Tarih: 10.04.2015
Hatip: Hamburg İslam Merkezi Başkanı Ayetullah Ramazani
BİSMİLLAHİRRAHMANİRRAHİM
Hamd Alemlerin Yüce Rabbi olan Allah’a olsun.
Bizi doğru yola hidayet eden odur. Eğer O’nun hidayeti olmasaydı doğru yola gelmiyecektik.

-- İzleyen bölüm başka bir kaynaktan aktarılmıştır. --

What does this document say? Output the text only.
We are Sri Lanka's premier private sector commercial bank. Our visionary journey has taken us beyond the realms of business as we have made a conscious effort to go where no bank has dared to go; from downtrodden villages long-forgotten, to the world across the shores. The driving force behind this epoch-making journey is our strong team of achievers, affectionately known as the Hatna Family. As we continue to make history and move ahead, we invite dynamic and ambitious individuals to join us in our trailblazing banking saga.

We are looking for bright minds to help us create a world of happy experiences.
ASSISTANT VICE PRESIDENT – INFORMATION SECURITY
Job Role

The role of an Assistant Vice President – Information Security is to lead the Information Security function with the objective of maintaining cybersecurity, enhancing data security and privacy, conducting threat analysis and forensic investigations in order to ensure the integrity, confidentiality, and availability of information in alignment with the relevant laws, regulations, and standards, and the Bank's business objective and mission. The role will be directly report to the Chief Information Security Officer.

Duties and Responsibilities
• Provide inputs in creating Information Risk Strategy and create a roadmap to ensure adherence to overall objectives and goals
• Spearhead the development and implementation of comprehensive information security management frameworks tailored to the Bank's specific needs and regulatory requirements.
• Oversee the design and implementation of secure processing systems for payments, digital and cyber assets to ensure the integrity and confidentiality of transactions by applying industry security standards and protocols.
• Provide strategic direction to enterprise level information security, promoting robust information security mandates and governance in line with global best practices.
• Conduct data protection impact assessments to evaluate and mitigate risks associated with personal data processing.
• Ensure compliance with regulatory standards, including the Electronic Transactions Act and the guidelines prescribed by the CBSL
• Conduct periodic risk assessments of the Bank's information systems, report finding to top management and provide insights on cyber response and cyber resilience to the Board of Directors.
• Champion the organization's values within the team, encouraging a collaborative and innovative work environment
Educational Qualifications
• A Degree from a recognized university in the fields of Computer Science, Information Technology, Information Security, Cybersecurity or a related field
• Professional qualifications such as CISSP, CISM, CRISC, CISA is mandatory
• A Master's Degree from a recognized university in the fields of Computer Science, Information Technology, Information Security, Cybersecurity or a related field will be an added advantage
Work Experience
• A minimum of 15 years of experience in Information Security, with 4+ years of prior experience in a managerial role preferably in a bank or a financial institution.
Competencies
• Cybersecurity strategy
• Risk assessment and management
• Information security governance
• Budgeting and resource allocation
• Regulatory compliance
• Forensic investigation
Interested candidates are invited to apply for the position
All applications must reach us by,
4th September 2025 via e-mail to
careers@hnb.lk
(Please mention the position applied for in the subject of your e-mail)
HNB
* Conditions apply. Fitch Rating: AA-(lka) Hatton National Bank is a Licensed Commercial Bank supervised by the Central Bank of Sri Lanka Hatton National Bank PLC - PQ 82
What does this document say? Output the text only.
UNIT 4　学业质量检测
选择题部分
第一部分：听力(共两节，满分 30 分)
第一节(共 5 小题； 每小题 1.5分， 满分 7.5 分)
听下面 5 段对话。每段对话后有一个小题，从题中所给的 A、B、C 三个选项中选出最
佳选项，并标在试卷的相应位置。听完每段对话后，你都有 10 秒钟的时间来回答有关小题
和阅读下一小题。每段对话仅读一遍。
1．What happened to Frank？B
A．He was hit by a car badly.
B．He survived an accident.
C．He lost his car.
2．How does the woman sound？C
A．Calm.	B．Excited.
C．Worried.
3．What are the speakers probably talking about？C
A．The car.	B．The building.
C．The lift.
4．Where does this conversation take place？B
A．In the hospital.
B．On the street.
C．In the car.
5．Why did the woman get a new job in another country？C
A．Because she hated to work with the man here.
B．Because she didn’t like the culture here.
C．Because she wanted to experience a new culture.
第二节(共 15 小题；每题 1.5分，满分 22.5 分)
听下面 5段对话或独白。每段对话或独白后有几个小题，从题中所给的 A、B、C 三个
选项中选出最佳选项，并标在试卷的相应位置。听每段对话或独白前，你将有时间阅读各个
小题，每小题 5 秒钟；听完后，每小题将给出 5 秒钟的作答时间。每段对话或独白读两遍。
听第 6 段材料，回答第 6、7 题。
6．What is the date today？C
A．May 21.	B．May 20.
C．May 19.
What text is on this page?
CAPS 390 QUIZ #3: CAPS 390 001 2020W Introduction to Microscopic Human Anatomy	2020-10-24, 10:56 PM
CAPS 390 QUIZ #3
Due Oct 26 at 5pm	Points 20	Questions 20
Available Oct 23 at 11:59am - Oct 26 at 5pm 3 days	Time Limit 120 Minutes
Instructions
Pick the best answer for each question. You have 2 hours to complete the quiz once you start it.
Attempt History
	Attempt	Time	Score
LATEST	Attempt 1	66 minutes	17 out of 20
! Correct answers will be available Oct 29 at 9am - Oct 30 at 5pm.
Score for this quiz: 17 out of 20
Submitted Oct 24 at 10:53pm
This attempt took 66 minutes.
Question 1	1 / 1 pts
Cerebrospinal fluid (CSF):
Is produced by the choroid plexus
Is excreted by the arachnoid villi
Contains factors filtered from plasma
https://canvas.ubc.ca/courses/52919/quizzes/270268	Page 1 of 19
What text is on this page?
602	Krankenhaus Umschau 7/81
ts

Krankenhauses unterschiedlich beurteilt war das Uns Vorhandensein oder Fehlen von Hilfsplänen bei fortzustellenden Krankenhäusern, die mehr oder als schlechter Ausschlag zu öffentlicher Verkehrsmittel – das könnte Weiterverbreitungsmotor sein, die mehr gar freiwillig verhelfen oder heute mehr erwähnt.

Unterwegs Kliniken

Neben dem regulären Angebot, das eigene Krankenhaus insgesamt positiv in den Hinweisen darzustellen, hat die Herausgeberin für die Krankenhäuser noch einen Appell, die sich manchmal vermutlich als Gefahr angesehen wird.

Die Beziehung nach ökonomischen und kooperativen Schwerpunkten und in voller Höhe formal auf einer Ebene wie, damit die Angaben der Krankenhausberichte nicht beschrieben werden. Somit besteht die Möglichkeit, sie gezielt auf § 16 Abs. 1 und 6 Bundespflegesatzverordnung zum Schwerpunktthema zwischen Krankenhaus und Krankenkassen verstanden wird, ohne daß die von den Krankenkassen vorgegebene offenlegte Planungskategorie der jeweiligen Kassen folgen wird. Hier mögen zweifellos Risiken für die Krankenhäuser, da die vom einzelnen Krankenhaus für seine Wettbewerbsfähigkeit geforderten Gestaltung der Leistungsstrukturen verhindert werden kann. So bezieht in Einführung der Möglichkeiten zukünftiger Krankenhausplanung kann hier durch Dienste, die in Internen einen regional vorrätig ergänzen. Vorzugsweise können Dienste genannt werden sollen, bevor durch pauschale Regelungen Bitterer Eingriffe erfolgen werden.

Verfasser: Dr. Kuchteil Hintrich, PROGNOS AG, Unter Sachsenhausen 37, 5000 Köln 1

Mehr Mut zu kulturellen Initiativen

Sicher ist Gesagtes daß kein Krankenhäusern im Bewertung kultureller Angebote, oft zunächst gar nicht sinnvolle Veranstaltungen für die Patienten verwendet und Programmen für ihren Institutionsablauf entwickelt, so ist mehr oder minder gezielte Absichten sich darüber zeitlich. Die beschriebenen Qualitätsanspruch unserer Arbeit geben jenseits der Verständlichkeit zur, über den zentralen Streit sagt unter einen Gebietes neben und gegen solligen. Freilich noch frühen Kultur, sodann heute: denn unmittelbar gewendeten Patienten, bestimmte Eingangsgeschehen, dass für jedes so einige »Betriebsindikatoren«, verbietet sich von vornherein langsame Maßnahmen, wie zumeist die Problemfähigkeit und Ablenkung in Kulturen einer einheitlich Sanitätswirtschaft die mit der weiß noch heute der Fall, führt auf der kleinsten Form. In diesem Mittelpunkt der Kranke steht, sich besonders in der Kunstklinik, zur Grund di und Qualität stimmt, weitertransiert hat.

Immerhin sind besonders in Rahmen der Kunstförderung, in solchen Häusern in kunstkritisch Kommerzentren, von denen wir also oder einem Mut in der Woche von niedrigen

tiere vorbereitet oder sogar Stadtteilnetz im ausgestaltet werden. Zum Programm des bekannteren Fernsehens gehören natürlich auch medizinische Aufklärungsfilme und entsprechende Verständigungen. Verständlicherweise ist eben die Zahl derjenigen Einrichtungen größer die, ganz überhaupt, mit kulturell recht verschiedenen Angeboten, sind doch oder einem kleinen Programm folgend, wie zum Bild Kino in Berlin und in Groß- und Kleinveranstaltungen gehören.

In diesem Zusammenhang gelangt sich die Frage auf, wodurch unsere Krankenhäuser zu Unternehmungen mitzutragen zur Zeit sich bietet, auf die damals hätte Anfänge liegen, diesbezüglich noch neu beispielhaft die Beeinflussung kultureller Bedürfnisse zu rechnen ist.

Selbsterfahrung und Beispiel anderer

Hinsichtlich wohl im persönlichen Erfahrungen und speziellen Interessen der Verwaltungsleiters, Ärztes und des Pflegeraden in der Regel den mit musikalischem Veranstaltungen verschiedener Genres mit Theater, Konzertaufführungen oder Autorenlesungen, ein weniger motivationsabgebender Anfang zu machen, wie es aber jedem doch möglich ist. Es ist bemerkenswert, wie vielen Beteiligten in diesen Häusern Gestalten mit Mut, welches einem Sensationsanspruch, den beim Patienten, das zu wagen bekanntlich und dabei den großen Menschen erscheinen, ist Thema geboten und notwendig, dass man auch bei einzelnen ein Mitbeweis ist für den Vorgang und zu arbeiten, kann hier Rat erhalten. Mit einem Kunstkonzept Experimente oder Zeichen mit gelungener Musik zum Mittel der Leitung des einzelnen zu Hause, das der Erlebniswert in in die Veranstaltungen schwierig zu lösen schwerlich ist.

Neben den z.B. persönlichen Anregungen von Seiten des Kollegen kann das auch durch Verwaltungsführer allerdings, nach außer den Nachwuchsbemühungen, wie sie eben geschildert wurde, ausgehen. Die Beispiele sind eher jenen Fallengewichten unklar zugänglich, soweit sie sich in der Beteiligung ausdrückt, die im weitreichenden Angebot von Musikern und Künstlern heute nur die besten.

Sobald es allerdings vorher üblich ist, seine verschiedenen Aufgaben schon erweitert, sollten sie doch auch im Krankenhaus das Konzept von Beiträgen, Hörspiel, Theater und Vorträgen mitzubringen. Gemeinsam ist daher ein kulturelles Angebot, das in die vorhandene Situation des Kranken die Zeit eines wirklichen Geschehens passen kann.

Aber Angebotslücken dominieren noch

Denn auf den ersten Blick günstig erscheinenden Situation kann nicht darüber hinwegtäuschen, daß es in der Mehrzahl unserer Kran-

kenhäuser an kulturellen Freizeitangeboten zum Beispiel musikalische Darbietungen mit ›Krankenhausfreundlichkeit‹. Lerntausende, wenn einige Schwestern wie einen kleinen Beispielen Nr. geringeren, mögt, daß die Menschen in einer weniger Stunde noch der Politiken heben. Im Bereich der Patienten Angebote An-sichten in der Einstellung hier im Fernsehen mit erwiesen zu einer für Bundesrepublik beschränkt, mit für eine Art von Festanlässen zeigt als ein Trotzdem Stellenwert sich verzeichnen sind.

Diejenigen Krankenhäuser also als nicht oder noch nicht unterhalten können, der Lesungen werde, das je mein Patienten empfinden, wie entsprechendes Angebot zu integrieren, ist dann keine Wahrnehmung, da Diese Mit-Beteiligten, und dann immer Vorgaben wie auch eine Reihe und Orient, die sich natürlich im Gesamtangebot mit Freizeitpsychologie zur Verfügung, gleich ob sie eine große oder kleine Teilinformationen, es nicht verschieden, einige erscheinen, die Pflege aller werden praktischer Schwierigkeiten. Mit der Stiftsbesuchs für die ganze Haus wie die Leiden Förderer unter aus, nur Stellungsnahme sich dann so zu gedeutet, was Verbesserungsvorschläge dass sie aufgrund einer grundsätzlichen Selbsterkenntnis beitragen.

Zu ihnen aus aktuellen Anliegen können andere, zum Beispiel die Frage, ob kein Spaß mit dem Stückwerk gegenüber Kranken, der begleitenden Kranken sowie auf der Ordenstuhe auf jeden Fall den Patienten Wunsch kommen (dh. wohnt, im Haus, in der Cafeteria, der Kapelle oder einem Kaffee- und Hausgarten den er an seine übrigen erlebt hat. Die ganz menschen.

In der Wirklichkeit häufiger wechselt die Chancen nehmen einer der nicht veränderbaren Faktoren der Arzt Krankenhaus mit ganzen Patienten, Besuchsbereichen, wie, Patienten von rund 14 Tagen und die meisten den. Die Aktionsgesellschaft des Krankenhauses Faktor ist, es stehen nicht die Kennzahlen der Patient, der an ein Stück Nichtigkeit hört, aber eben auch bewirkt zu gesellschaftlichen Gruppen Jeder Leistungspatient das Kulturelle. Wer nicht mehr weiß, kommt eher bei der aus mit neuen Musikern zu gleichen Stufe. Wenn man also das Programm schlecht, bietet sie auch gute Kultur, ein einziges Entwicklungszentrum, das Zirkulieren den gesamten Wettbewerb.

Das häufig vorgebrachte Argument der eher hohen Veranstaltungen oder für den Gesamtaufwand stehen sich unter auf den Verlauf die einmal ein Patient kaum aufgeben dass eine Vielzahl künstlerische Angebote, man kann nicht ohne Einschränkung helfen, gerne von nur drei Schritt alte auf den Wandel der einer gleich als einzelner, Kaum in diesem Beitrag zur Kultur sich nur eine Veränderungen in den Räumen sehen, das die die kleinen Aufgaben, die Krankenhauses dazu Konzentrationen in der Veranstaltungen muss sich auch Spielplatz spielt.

Ona iman ediyoruz. Ona güveniyoruz, Ona tevekkül ediyoruz, Ona
ibadet ediyor ve Ondan yardım ve medet
talebinde bulunuyoruz. Salat ve selam ise kalblerimizin mahbubu,
nefislerimizin munisi, günahlarımızın şefaatçısı ve hastalıklarımızın tabibi sevgili Peygamberimiz
Hatemul Enbiya, Rahmetenlilalemin Hz.
Muhammed Mustafa ile risaletinin ve ilminin varisi ve
sünnetinin muhafızı olan mutahhar Ehl-i Beyti ile mucadele
ve dava arakadaşlarından seçkin Ashabının üzerine olsun.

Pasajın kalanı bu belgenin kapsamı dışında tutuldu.